Ascension - 7 septembre


A 6h30, nous quittons le camp.

Nous parvenons, après 1,5 km sur 200 m de dénivelée, au pied d'un couloir en glace. Ce couloir mène à l'arête sommitale glacaire du sommet 5080 m.

Nous nous équipons et débutons l'ascension. Au bout de quelques pas, Nikolaï m'en fait la remarque, la glace, qui est fine, peu fournie, présente, de visu au milieu de la voie, le fort risque de se fracturer. Trop dangereux, nous redescendons.

Nous décidons finalement de tenter le sommet 4782 m, par sa face nord. 

Donc retour en arrière pour rejoindre le pied de cette face nord, plus précisément sa partie droite, où se trouve une ligne de crête.

Nous nous engageons sur cette crête. Nous enchainons les longueurs de corde, traversons au moins une rimaye, et grimpons sur des pentes inclinées jusqu'à 60° en glace dure.

Il fait beau, il y a peu de vent. Néanmoins, on sent l'arrivée de l'automne, cette nuit il a fait plus froid, et ce matin le froid était plus mordant que les jours précédents. 

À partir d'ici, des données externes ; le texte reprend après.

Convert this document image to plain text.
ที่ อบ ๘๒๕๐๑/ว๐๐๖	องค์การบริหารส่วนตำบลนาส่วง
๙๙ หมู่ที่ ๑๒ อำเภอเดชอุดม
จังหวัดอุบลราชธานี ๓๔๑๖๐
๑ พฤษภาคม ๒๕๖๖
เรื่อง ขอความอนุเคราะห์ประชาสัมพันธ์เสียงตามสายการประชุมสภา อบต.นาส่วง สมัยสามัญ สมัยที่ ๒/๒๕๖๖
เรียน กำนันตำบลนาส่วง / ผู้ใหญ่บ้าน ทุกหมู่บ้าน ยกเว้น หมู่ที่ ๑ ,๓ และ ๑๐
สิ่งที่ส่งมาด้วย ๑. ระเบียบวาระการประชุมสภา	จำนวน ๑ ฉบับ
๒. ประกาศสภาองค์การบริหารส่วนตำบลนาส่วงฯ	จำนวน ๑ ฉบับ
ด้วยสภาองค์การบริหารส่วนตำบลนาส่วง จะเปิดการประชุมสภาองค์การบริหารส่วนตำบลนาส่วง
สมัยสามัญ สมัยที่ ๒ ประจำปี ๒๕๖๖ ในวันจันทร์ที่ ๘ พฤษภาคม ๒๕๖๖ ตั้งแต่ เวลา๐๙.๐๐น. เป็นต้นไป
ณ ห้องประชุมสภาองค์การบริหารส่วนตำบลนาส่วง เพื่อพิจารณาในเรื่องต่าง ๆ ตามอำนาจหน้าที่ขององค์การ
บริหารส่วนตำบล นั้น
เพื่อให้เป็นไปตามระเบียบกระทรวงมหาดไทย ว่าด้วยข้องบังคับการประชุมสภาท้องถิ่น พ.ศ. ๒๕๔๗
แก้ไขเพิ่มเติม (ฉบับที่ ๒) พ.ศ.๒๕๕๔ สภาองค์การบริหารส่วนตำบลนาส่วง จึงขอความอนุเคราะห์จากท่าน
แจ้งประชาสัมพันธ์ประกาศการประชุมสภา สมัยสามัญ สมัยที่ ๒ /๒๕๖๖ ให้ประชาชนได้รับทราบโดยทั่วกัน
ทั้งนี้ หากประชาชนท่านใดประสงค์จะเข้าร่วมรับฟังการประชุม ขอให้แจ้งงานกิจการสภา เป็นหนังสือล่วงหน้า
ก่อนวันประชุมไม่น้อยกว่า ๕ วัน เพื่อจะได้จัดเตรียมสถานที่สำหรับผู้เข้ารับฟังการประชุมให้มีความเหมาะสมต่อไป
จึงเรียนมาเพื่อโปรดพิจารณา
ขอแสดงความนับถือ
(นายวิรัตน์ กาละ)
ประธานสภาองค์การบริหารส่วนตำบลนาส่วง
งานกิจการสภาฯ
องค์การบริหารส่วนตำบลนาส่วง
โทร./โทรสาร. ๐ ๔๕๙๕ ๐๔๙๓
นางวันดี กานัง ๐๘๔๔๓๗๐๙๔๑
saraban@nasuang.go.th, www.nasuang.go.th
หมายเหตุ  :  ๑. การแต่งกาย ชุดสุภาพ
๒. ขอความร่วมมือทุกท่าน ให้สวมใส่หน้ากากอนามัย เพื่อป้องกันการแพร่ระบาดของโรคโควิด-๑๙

Cinq heures après avoir quitté le pied de la face, nous atteignons le haut de la partie glaciaire. Nous remontons alors un pierrier délicat, où il faut être vigilant, et atteignons l'extrémité nord de l'arête rocheuse sommitale, à une trentaine de mètres de son point culminant. L'accès à ce dernier ne nous inspire pas, rocailleux avec des petites tours rocheuses à grimper ou à contourner. Nous décidons de nous arrêter à ce point situé au nord de l'arête sommitale.

Nous redescendons dans le milieu de la face. Et nous rejoignons le camp d'altitude. Nous le démontons, et reprenons dans la foulée la descente vers camp de base.

Nous sommes de retour au camp de base à 20h30 à la tombée de la nuit. Sacha nous y attend, et vient à notre rencontre.

Nous sommes heureux d'avoir pu réaliser cette belle ascension glaciaire. Il devenait compromis de pouvoir faire quelque chose, compte tenu des conditions glaciaires, particulièrement sèches, en cette fin d'été. Personnellement, c'est ce type d'itinéraire glaciaire, que je recherchais. De plus, nous avons pu explorer ce glacier Bel Ullu, 3 kilomètres de long sur 700 m de large, que nous étions très certainement les premiers à fouler, pas d'exploration prélélable connue. 

J'ai été particulièrement heureux de dédier, avec l'accord de Nikolaï, cette voie, ainsi que cette montagne, à Espérance - en langue russe надежда - 2 ans, atteinte d'arthrogrypose, et, via Espérance, à ses parents. Ainsi qu'à toutes les personnes atteintes par l'une des maladies exprimées par ce syndrome. La "voie Espérance" sur le "pic Espérance". 

Précision : la plupart des images ci-dessous sont des captures d'écran, sur mon PC, de vidéos que j'ai prises. De ce fait, elles n'ont pas la qualité de photos.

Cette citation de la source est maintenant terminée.